Background and Aims: Metabolic syndrome and its related components are thought to be risk factors for developing colorectal neoplasms due to hyperinsulinemia, insulin resistance, and oxidative stress resulting in chronic low-grade inflammation. This study aims to explain the association of colorectal neoplasms (colon adenocarcinoma and colon adenoma) with metabolic syndrome components, non-alcoholic fatty liver disease, and inflammatory markers. Materials and Methods: Data of 151 patients diagnosed with colon adenoma and colorectal adenocarcinoma were retrospectively reviewed. Demographic characteristics, routine blood tests, colonoscopic findings, pathology results, tumor-node-metastasis stages of colorectal adenocancer, and hepatic ultrasonography findings were recorded. The Homeostatic Model Assessment for Insulin Resistance scores were calculated. Results: The study cohort consisted of 71 patients with adenoma and 80 patients with colorectal adenocancer. The number of patients with diabetes mellitus, hypertension, hypertriglyceridemia, metabolic syndrome, severe liver steatosis was significantly higher in the colorectal adenocancer group compared to the colorectal adenoma group. Additionally, neutrophil-lymphocyte ratio, C-reactive protein, and C-reactive protein to albumin ratio were significantly higher in the colorectal adenocancer group compared to the adenoma group.
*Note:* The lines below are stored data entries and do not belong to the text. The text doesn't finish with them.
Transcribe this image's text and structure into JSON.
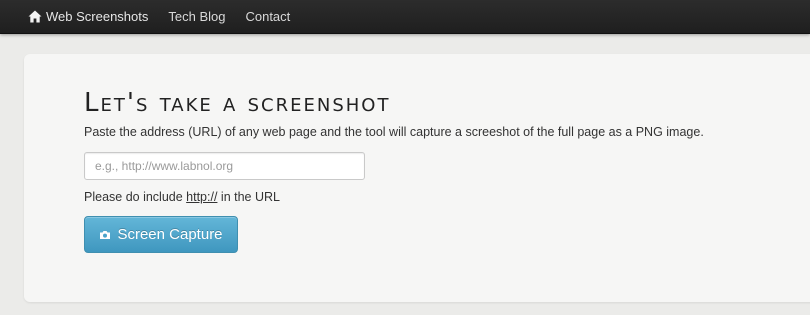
{
  "nav": {
    "brand_label": "Web Screenshots",
    "brand_icon": "home-icon",
    "links": [
      "Tech Blog",
      "Contact"
    ]
  },
  "hero": {
    "title": "Let's take a screenshot",
    "description": "Paste the address (URL) of any web page and the tool will capture a screeshot of the full page as a PNG image.",
    "input_placeholder": "e.g., http://www.labnol.org",
    "input_value": "",
    "hint_prefix": "Please do include ",
    "hint_link": "http://",
    "hint_suffix": " in the URL",
    "button_label": "Screen Capture",
    "button_icon": "camera-icon"
  },
  "colors": {
    "navbar": "#222222",
    "page_background": "#ebebe9",
    "panel_background": "#f6f6f5",
    "button": "#4aa3ca",
    "text": "#333333"
  }
}
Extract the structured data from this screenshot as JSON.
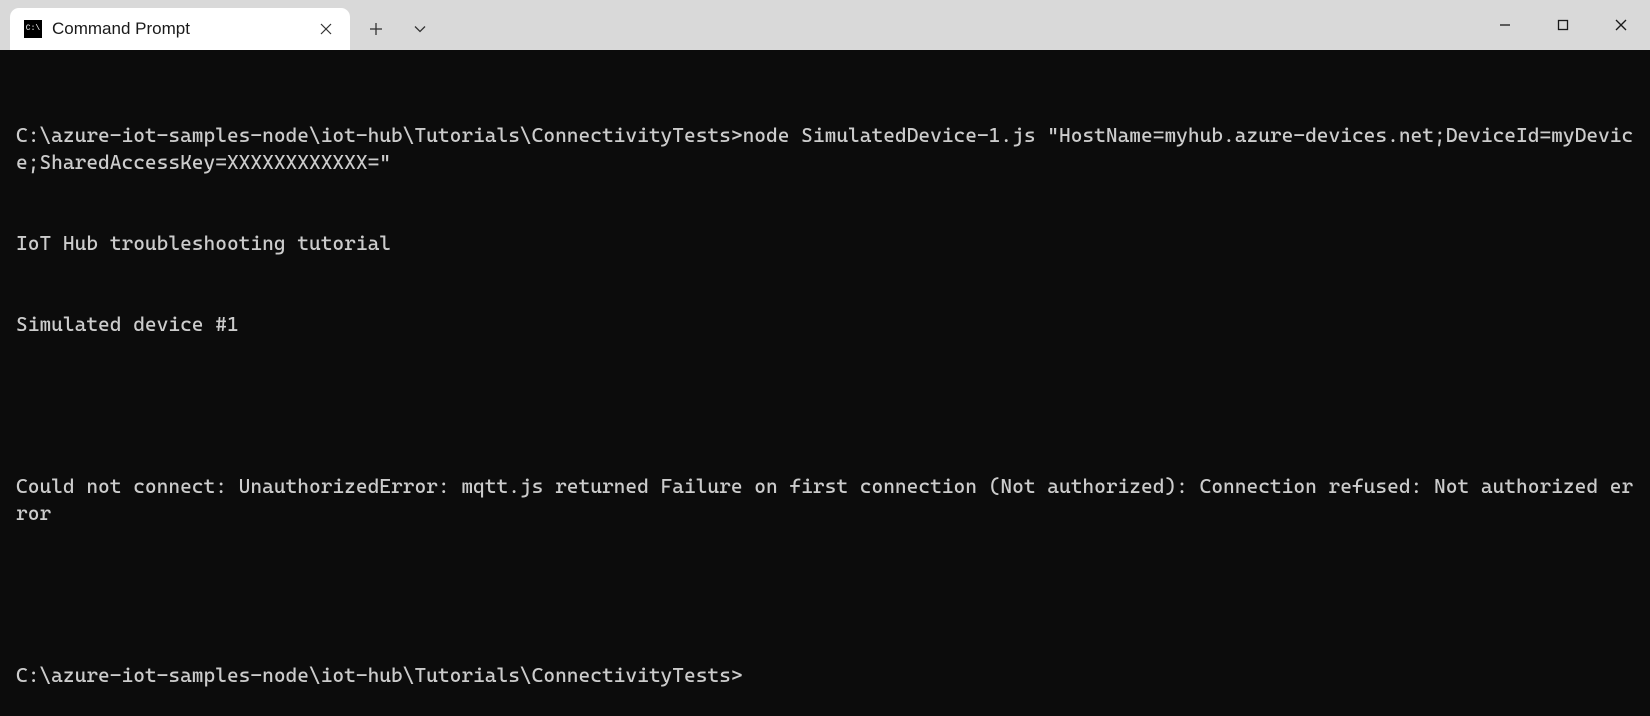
{
  "titlebar": {
    "tab_title": "Command Prompt"
  },
  "terminal": {
    "lines": [
      "C:\\azure-iot-samples-node\\iot-hub\\Tutorials\\ConnectivityTests>node SimulatedDevice-1.js \"HostName=myhub.azure-devices.net;DeviceId=myDevice;SharedAccessKey=XXXXXXXXXXXX=\"",
      "IoT Hub troubleshooting tutorial",
      "Simulated device #1",
      "",
      "Could not connect: UnauthorizedError: mqtt.js returned Failure on first connection (Not authorized): Connection refused: Not authorized error",
      "",
      "C:\\azure-iot-samples-node\\iot-hub\\Tutorials\\ConnectivityTests>"
    ]
  }
}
In univariant analysis, patients with diabetes mellitus, hypertension, hypertriglyceridemia, metabolic syndrome, severe liver steatosis were found to have a shorter duration of survival than those who did not have these risk factors. In multivariate analysis, advanced tumor-node-metastasis stage, severe hepatosteatosis, hypertension, and hypertriglyceridemia were found to be independent risk factors for survival of the patients with colorectal adenocancer. Conclusions: Metabolic syndrome, severe liver steatosis, and inflammatory process may be risk factors for the transition from colon adenoma to adenocarcinoma and shorter survival in colorectal cancer patients.